When we headed back to eat a snack in the park after the hike, I was standing with Dan on a bridge. He had been remarking (with shock and surprise, I might add) that the river’s level was a lot higher than he had previously predicted.

It wasn’t necessarily this specifically, but I had notice that nature seemed to be undergoing some dramatic changes recently. And they weren’t really big things, like the river. Mount Timpanogos was capped in snow, and the snow hadn’t even begun to melt. This river was moving at about 15—20 miles an hour, and its level had significantly raised. The river would probably begin to flood when the snow started melting.

It wasn’t just that. There were the erosion lines in the hills. They were natural and eerily unnatural looking at the same time. There were random signs that I can’t recall that seemed to say that the whole mountain and canyon was undergoing some hefty changes.

But there were other things that weren’t just in the mountain. Just a week ago, it had been raining. Utah is just coming out of a seven-year drought, and the rain has been welcome. But it caused flooding in some areas a month or so ago, and there’s a threat that the Wasatch front may flood soon as well, if rain doesn’t stop coming. A week ago around noon, there was a solid drizzle slowly falling when I walked outside during school. The drizzle was of such a nature that one could tell that if the air was somewhat colder, the drizzle would be a light snow. It was heavy and falling slowly.

As these things went through my mind, the Spirit spoke to me. “The earth is changing to symbolize future changes.”

As I pondered this, I wondered in my heart, “What kinds of changes could they be symbolizing?”

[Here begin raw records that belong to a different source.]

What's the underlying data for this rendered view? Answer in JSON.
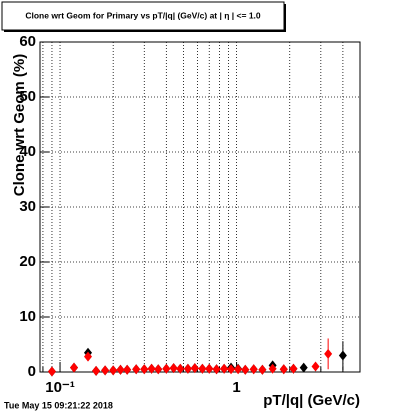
{
  "chart_data": {
    "type": "scatter",
    "title": "Clone wrt Geom for Primary vs pT/|q| (GeV/c) at | η | <= 1.0",
    "x_label": "pT/|q| (GeV/c)",
    "y_label": "Clone wrt Geom (%)",
    "timestamp": "Tue May 15 09:21:22 2018",
    "x_log": true,
    "grid": true,
    "x": [
      0.09,
      0.12,
      0.144,
      0.16,
      0.18,
      0.2,
      0.22,
      0.24,
      0.27,
      0.3,
      0.33,
      0.36,
      0.4,
      0.44,
      0.48,
      0.53,
      0.58,
      0.64,
      0.7,
      0.77,
      0.85,
      0.93,
      1.02,
      1.12,
      1.25,
      1.4,
      1.6,
      1.85,
      2.1,
      2.4,
      2.8,
      3.3,
      4.0
    ],
    "series": [
      {
        "name": "black",
        "color": "#000000",
        "values": [
          0.1,
          0.8,
          3.5,
          0.2,
          0.3,
          0.3,
          0.4,
          0.4,
          0.5,
          0.5,
          0.6,
          0.5,
          0.6,
          0.7,
          0.6,
          0.6,
          0.7,
          0.6,
          0.6,
          0.5,
          0.6,
          0.8,
          0.6,
          0.4,
          0.5,
          0.4,
          1.2,
          0.5,
          0.6,
          0.8,
          null,
          null,
          3.0
        ],
        "errors": [
          0.2,
          0.3,
          0.6,
          0.2,
          0.2,
          0.2,
          0.2,
          0.2,
          0.2,
          0.2,
          0.2,
          0.2,
          0.2,
          0.2,
          0.2,
          0.2,
          0.2,
          0.2,
          0.2,
          0.2,
          0.2,
          0.3,
          0.2,
          0.2,
          0.2,
          0.3,
          0.4,
          0.3,
          0.4,
          0.6,
          null,
          null,
          2.6
        ]
      },
      {
        "name": "red",
        "color": "#ff0000",
        "values": [
          0.1,
          0.8,
          2.8,
          0.2,
          0.3,
          0.3,
          0.4,
          0.4,
          0.5,
          0.5,
          0.6,
          0.5,
          0.6,
          0.7,
          0.6,
          0.6,
          0.7,
          0.6,
          0.6,
          0.5,
          0.6,
          0.5,
          0.5,
          0.4,
          0.5,
          0.4,
          0.6,
          0.5,
          0.6,
          null,
          1.0,
          3.3,
          null
        ],
        "errors": [
          0.2,
          0.3,
          0.6,
          0.2,
          0.2,
          0.2,
          0.2,
          0.2,
          0.2,
          0.2,
          0.2,
          0.2,
          0.2,
          0.2,
          0.2,
          0.2,
          0.2,
          0.2,
          0.2,
          0.2,
          0.2,
          0.2,
          0.2,
          0.2,
          0.2,
          0.3,
          0.3,
          0.3,
          0.4,
          null,
          0.6,
          2.8,
          null
        ]
      }
    ],
    "xlim": [
      0.077,
      5
    ],
    "xticks": [
      {
        "value": 0.1,
        "label": "10⁻¹"
      },
      1
    ],
    "xminor_ticks": [
      0.08,
      0.09,
      0.2,
      0.3,
      0.4,
      0.5,
      0.6,
      0.7,
      0.8,
      0.9,
      2,
      3,
      4
    ],
    "ylim": [
      0,
      60
    ],
    "yticks": [
      0,
      10,
      20,
      30,
      40,
      50,
      60
    ]
  }
}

The Spirit whispered, “Dramatic events are about to come to pass in the earth among the children of men.”

This would not be the first time that I receive a prompting from the Holy Ghost that the world is heading for something, or some things, that are bad. The peace and calm that remotely exists now is the calm before the big storm comes. And you can feel it in the wind, if you try to feel it hard enough. And I had felt this in the wind many times before.

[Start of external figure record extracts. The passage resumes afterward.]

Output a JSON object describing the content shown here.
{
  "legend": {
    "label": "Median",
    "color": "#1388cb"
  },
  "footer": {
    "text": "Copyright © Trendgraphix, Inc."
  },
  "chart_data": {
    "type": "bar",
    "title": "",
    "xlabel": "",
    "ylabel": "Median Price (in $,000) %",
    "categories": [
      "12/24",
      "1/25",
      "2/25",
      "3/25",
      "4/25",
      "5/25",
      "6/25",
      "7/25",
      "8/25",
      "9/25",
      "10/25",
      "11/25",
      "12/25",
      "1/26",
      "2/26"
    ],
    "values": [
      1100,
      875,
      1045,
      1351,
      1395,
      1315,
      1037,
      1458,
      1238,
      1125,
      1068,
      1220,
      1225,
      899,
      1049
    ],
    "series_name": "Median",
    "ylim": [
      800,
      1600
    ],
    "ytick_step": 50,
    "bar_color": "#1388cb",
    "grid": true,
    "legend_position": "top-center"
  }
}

I’ll give one example. One day in the middle of my chemistry class, after we graded homework, I was putting my papers in my backpack when I was suddenly struck with something. This feeling of…threat…or danger. I can’t fully describe the feeling. It was just this sure knowledge that something was happening, or had just happened, or was about to happen, that was…perhaps not life-threatening, but life-altering. Not something necessarily big, but something worth worrying about. And this feeling seemed to give a shadow. The shadow loomed and grew over my heart.

The most interesting part about this revelation is that I wasn’t the only one. I don’t know why, but for some odd reason I felt like turning around and asking my friend Amaya if she felt something weird. Out of sheer randomness. Amaya actually confirmed that she did feel something, and she even used the exact same phrases that I used above to describe it.

After chemistry, I had lunch. I started asking some random friends if they had felt something during third period. Almost as if they knew I would ask, each friend I asked confirmed that they did. And, they used the exact same phrases as well to describe the feeling. The amount of friends totaled to around eight to ten people.

Over the next while, if I thought of it and the mood was right, I asked other friends about the feeling. And everyone I asked said, using the same phrases for description, that they did. The people varied from a Star Wars geek to a girl I had a crush on in elementary school to a skater punk to my class “Mr. Everything” (student body president, church youth leader, etc.) to one of the biggest flirts I’ve ever met…and the weird part is that they used the same phrases (“not life-threatening, but life-altering; not something necessarily big, but something worth worrying about”). And, they all had it at the same time—sometime before noon, on such and such a day in the middle of October 2004.

When this memory came to me in my heart, the Spirit prompted me that I should start preparing myself and others for whatever was coming. And that I should begin this summer. This year had been hectic for me, and I should use this time to prepare, change and grow.

I’m still not sure exactly what all these revelations mean. But I intend to follow the promptings, because I know that they aren’t something my mind concocted. They are of God. And there is something of a warning tone in the voice of the Spirit each time.

The tone seems to be saying that the days are numbered.